The community of Salmon Beach traces its roots back over a hundred years. What started as fishing shacks congregated around a boathouse became weekend and summer camps and cabins. Those cabins became cottages, electricity arrived, and decades of growth and change ensued. Through those decades, cottages grew upward and outward, summer cabins became homes, and the history of the present became more clear. Equally of note, automobiles are a ten minute walk up more than 200 stairs. Those stairs ascend a bluff that constantly threatens property owners. Property comprises a small strip of beach and houses on posts over the tidal zone of Puget Sound. Collective organization of the community is a structural necessity: utilities, the legal framework of ownership, and the management of communal spaces require it.
For the time being, the oral history interviews and other materials are housed here. The process of migrating these materials to the institutional safety of the Collins Library at the University of Puget Sound is under discussion. In both manifestations, this compendium will be publicly available.
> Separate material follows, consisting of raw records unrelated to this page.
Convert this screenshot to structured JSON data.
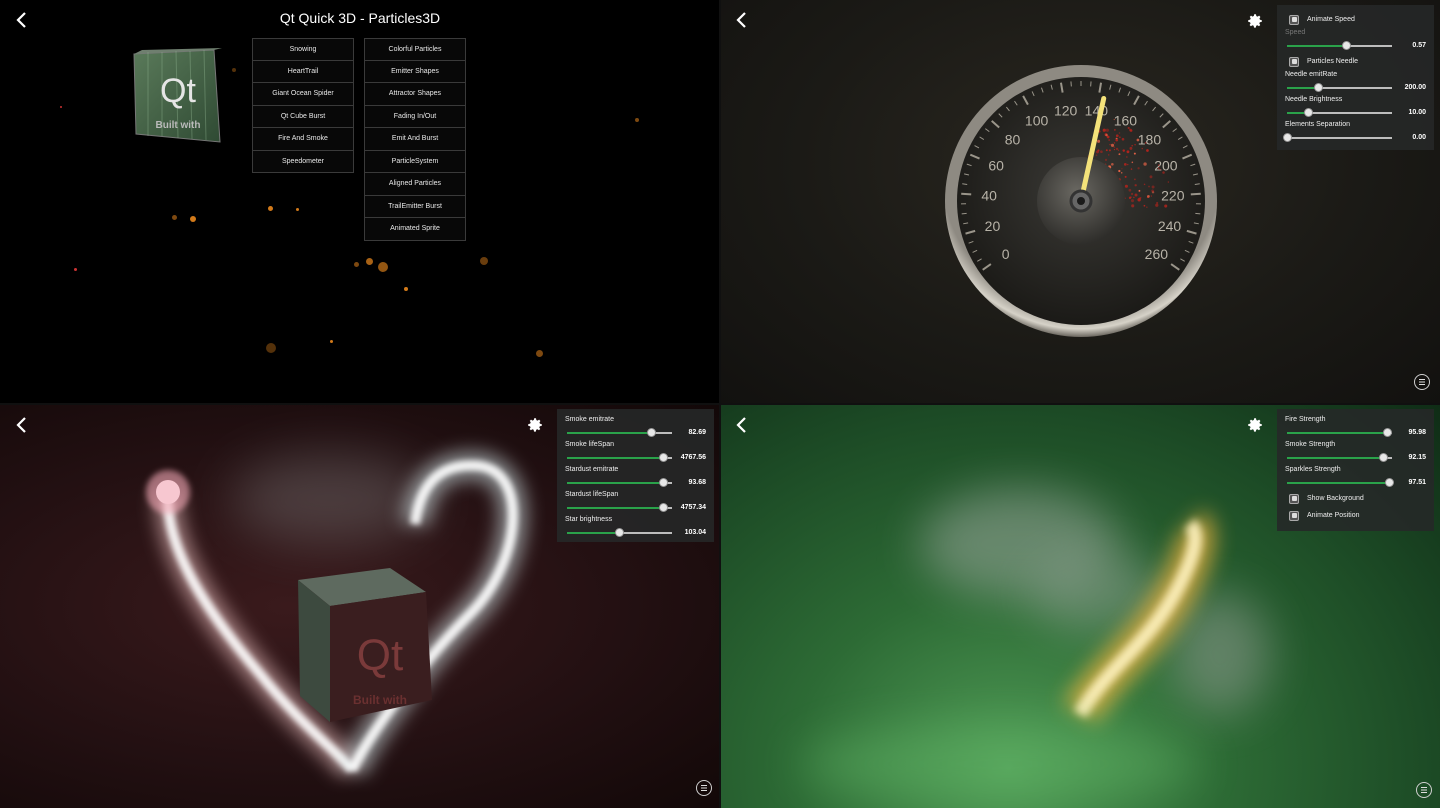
{
  "overview": {
    "title": "Qt Quick 3D - Particles3D",
    "cube_logo": "Qt",
    "cube_caption": "Built with",
    "left_buttons": [
      "Snowing",
      "HeartTrail",
      "Giant Ocean Spider",
      "Qt Cube Burst",
      "Fire And Smoke",
      "Speedometer"
    ],
    "right_buttons": [
      "Colorful Particles",
      "Emitter Shapes",
      "Attractor Shapes",
      "Fading In/Out",
      "Emit And Burst",
      "ParticleSystem",
      "Aligned Particles",
      "TrailEmitter Burst",
      "Animated Sprite"
    ]
  },
  "speedometer": {
    "gauge_labels": [
      "0",
      "20",
      "40",
      "60",
      "80",
      "100",
      "120",
      "140",
      "160",
      "180",
      "200",
      "220",
      "240",
      "260"
    ],
    "needle_value": 143,
    "panel": {
      "animate_speed_label": "Animate Speed",
      "speed": {
        "label": "Speed",
        "value": "0.57",
        "fraction": 0.57
      },
      "particles_needle_label": "Particles Needle",
      "needle_emitrate": {
        "label": "Needle emitRate",
        "value": "200.00",
        "fraction": 0.3
      },
      "needle_brightness": {
        "label": "Needle Brightness",
        "value": "10.00",
        "fraction": 0.2
      },
      "elements_separation": {
        "label": "Elements Separation",
        "value": "0.00",
        "fraction": 0.0
      }
    }
  },
  "heart_trail": {
    "cube_logo": "Qt",
    "cube_caption": "Built with",
    "panel": {
      "sliders": [
        {
          "label": "Smoke emitrate",
          "value": "82.69",
          "fraction": 0.8
        },
        {
          "label": "Smoke lifeSpan",
          "value": "4767.56",
          "fraction": 0.92
        },
        {
          "label": "Stardust emitrate",
          "value": "93.68",
          "fraction": 0.92
        },
        {
          "label": "Stardust lifeSpan",
          "value": "4757.34",
          "fraction": 0.92
        },
        {
          "label": "Star brightness",
          "value": "103.04",
          "fraction": 0.5
        }
      ]
    }
  },
  "fire_smoke": {
    "panel": {
      "sliders": [
        {
          "label": "Fire Strength",
          "value": "95.98",
          "fraction": 0.96
        },
        {
          "label": "Smoke Strength",
          "value": "92.15",
          "fraction": 0.92
        },
        {
          "label": "Sparkles Strength",
          "value": "97.51",
          "fraction": 0.975
        }
      ],
      "show_background_label": "Show Background",
      "animate_position_label": "Animate Position"
    }
  },
  "colors": {
    "accent_green": "#2aa24a",
    "particle_orange": "#d27a1a",
    "needle_yellow": "#f4e27a"
  }
}
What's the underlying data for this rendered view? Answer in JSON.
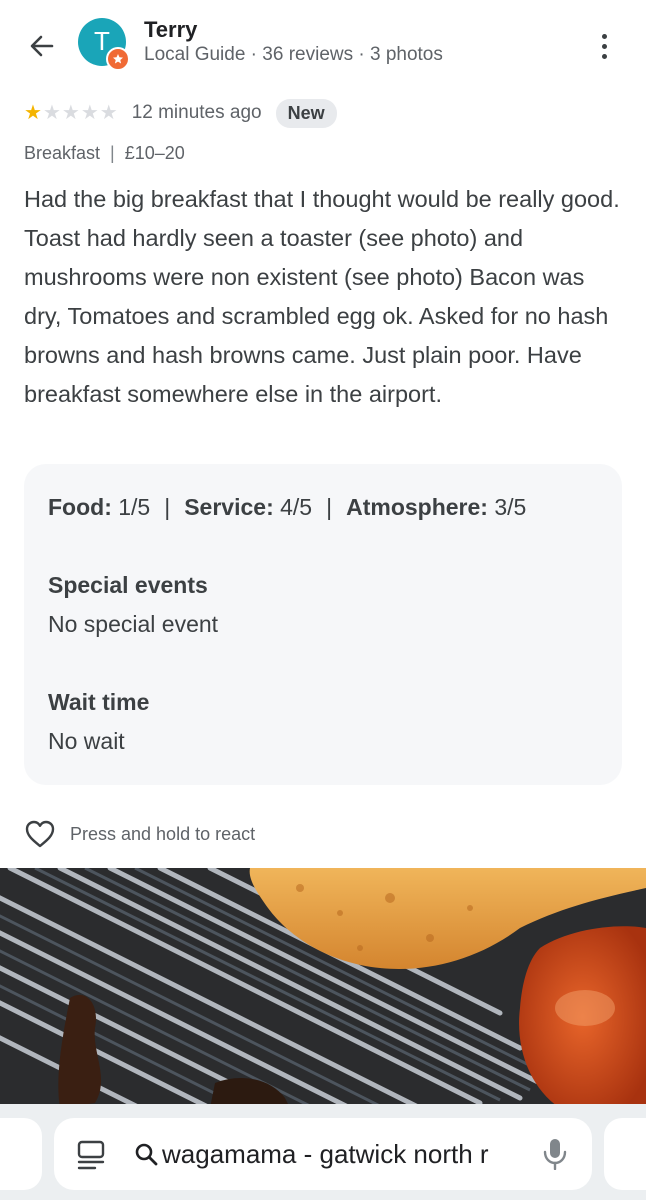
{
  "header": {
    "avatar_letter": "T",
    "user_name": "Terry",
    "user_meta": "Local Guide · 36 reviews · 3 photos"
  },
  "review": {
    "rating": 1,
    "rating_max": 5,
    "time": "12 minutes ago",
    "badge": "New",
    "meal": "Breakfast",
    "meta_separator": "|",
    "price": "£10–20",
    "text": "Had the big breakfast that I thought would be really good. Toast had hardly seen a toaster (see photo) and mushrooms were non existent (see photo) Bacon was dry, Tomatoes and scrambled egg ok. Asked for no hash browns and hash browns came. Just plain poor. Have breakfast somewhere else in the airport."
  },
  "attributes": {
    "scores": [
      {
        "label": "Food:",
        "value": "1/5"
      },
      {
        "label": "Service:",
        "value": "4/5"
      },
      {
        "label": "Atmosphere:",
        "value": "3/5"
      }
    ],
    "score_separator": "|",
    "special_events": {
      "title": "Special events",
      "value": "No special event"
    },
    "wait_time": {
      "title": "Wait time",
      "value": "No wait"
    }
  },
  "react": {
    "label": "Press and hold to react"
  },
  "search_bar": {
    "query": "wagamama - gatwick north r"
  },
  "colors": {
    "avatar": "#1aa5b8",
    "guide_badge": "#f06a35",
    "star_on": "#f4b400",
    "star_off": "#dadce0",
    "card_bg": "#f6f7f9"
  },
  "icons": {
    "back": "back-arrow-icon",
    "more": "more-vert-icon",
    "guide": "local-guide-star-icon",
    "react": "heart-outline-icon",
    "page": "page-lines-icon",
    "search": "search-icon",
    "mic": "mic-icon"
  }
}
Anyone interested in exploring the particular experiences of this unique community is welcome.
Andrew Gardner, Associate Professor of Anthropology, University of Puget Sound, April 2015
The Salmon Beach Oral History project commenced in September of 2014. The curriculum at the University of Puget Sound’s Department of Sociology and Anthropology (SOAN) requires all students to explore the craft and techniques of the interview. By orienting this perennial assignment to the collection of oral history interviews about life — past and present — in the Salmon Beach community, SOAN students are steadily building a substantial archive of knowledge about this fascinating community.